Cultura e antropologia
Diferentemente de Hegel e Marx, que tomam a Cultura pela perspectiva
histórica ou pela relação dos humanos com o tempo, a antropologia considera a
Cultura por um outro prisma.
O antropólogo procura, antes de tudo, determinar em que momento e de que
maneira os humanos se afirmam como diferentes da Natureza fazendo o mundo
cultural surgir. Tradicionalmente, dizia-se que os humanos diferem da Natureza
graças à linguagem e à ação por liberdade. O antropólogo, sem negar essa
afirmação, procura algo mais profundo do que isso como início das culturas.
Assim, para muitos antropólogos, a diferença homem-Natureza surge quando os
humanos decretam uma lei que não poderá ser transgredida sem levar o culpado à
morte, exigida pela comunidade: a lei da proibição do incesto, desconhecida
pelos animais. Para muitos antropólogos, a diferença homem-Natureza também é
estabelecida quando os humanos definem uma lei que, se transgredida, causa a
ruína da comunidade e do indivíduo: a lei que separa o cru e o cozido,
desconhecida dos animais.
Não vamos aqui entrar nos detalhes das discussões antropológicas. O
importante, para nós, é perceber que os antropólogos buscam algo que demarque o
momento da separação homem-Natureza como instante de surgimento da Cultura.
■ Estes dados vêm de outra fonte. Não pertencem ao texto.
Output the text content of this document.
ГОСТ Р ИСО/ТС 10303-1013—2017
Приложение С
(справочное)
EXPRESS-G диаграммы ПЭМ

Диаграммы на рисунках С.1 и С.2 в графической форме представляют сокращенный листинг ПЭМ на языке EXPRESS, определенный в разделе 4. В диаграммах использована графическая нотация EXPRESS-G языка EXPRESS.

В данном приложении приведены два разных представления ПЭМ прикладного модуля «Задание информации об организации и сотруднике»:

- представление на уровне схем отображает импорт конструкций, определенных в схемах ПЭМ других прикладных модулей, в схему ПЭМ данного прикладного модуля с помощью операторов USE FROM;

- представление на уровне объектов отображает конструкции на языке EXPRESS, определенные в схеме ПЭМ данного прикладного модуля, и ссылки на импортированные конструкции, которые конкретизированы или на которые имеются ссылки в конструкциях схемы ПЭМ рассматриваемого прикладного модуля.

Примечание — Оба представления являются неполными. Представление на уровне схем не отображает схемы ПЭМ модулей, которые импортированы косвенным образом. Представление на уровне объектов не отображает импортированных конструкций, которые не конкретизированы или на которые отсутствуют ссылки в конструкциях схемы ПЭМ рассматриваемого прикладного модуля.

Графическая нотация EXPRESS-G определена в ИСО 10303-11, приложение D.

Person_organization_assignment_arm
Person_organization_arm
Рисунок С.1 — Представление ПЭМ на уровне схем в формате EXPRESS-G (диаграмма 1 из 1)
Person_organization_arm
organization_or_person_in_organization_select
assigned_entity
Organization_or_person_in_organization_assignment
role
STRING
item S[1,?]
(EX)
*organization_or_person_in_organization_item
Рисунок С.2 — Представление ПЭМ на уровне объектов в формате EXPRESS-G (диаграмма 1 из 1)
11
Esse algo é uma regra ou norma humana que opera como lei universal, isto é, válida para todos os homens e para toda a
comunidade.
A lei humana é um imperativo social que organiza toda a vida dos indivíduos
e da comunidade, determinando o modo como são criados os costumes, como são
transmitidos de geração em geração, como fundam as instituições sociais
(religião, família, formas do trabalho, guerra e paz, distribuição das tarefas,
formas do poder, etc.). A lei não é uma simples proibição para certas coisas e
obrigação para outras, mas é a afirmação de que os humanos são capazes de criar
uma ordem de existência que não é simplesmente natural (física, biológica).
Esta ordem é a ordem simbólica.
Vimos que um símbolo é alguma coisa que se apresenta no lugar de outra e
presentifica algo que está ausente. Quando dizemos que a Cultura é a invenção
de uma ordem simbólica, estamos dizendo que nela e por ela os humanos atribuem
à realidade significações novas por meio das quais são capazes de se relacionar
com o ausente: pela palavra, pelo trabalho, pela memória, pela diferenciação do
tempo (passado, presente, futuro), pela diferenciação do espaço (próximo,
distante, grande, pequeno, alto, baixo), pela diferenciação entre o visível e o
invisível (os deuses, o passado, o distante no espaço) e pela atribuição de
valores às coisas e aos homens (bom, mau, justo, injusto, verdadeiro, falso,
belo, feio, possível, impossível, necessário, contingente).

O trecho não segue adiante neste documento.